Now the deadline has been revised, with the plan being to send a manned mission in 2024. NASA's head, Jim Bridenstine, was quick to react to the change.
"Challenge accepted. Now let's get to work", he wrote on Twitter.
Pence called the new planned lunar mission a "next giant leap" in an apparent reference to the famous line by Neil Armstrong. He also announced the goal of establishing a constant US presence on the Moon as a basis for future NASA missions to Mars.
In total, nine private companies, such as Lockheed Martin, will be competing for a lucrative contract to help NASA meet POTUS' plans.
The previous American lunar project, the Apollo programme, was active between 1961 and 1972 and resulted in a total of six manned landings on the moon and 12 astronauts in total visiting Earth's satellite. The programme was terminated earlier than expected due to budget cuts, but no other country has so far repeated its success in sending astronauts to the Moon. The Soviet Union and China have, however, sent unmanned landers to Earth's satellite.
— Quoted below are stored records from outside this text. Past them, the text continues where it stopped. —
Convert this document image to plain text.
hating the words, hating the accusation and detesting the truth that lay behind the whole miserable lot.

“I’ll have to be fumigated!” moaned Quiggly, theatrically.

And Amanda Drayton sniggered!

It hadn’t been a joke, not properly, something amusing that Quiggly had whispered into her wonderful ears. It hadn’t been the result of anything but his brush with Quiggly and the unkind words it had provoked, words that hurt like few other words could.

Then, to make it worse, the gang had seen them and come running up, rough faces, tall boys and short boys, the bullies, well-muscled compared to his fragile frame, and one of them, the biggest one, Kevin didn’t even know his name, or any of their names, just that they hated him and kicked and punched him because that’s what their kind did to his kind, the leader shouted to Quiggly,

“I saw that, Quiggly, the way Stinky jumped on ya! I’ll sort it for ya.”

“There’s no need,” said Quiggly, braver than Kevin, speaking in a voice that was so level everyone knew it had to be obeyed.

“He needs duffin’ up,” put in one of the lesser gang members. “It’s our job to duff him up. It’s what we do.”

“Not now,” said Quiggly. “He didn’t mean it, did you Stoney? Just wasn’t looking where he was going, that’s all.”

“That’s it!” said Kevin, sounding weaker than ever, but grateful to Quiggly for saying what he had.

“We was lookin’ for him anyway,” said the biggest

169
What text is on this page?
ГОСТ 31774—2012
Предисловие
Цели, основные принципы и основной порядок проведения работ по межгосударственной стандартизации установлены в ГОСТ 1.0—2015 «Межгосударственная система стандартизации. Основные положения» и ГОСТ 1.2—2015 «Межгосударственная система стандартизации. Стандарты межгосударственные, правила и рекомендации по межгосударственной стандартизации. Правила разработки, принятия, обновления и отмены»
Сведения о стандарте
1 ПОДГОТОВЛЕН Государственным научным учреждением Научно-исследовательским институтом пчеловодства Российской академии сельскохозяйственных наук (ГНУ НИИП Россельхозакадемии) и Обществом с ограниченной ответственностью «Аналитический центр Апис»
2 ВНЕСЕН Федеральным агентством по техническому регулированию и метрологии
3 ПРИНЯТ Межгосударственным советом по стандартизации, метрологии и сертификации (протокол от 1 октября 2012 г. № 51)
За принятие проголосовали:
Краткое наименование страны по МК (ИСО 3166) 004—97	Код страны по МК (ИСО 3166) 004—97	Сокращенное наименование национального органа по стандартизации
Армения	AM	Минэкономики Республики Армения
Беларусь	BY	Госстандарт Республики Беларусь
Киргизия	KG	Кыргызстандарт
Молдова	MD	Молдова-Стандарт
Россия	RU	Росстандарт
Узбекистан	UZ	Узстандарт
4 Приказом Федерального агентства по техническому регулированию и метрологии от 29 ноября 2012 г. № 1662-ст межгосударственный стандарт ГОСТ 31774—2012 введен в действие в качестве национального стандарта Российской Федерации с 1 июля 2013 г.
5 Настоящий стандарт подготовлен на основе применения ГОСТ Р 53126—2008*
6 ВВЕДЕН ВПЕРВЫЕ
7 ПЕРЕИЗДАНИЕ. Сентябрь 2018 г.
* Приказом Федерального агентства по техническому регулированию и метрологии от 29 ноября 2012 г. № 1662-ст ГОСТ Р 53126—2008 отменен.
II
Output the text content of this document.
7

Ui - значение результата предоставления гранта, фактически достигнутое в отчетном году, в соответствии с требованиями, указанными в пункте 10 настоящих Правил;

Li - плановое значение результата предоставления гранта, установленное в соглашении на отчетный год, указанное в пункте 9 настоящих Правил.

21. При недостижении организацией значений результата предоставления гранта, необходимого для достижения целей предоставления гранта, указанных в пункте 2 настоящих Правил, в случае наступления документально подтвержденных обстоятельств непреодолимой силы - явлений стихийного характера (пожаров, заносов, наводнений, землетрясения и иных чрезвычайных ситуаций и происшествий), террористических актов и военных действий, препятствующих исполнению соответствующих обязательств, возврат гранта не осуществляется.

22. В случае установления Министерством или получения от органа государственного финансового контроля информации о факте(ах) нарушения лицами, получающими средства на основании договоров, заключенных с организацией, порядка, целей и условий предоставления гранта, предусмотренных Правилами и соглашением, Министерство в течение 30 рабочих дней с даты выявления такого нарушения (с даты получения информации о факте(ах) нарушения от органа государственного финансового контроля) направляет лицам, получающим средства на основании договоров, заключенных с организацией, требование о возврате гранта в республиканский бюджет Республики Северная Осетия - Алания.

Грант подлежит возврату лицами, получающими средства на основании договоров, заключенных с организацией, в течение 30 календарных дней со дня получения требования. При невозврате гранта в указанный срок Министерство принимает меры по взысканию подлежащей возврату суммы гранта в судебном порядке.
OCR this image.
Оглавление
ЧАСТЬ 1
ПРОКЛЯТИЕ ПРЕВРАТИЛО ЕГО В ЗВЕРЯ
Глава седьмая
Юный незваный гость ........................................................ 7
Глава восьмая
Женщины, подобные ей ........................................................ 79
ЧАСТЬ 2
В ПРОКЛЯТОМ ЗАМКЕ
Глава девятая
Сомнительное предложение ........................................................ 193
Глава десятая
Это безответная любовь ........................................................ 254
US President Donald Trump recently announced the creation of a "Space Force" as a separate military branch. The push to create a US space force was prompted by efforts of potential adversaries developing space-based military capabilities, according to the directive that established the new branch. Trump has also allocated 15% more money for space exploration, raising the sum to $14.1 billion in the latest proposed budget.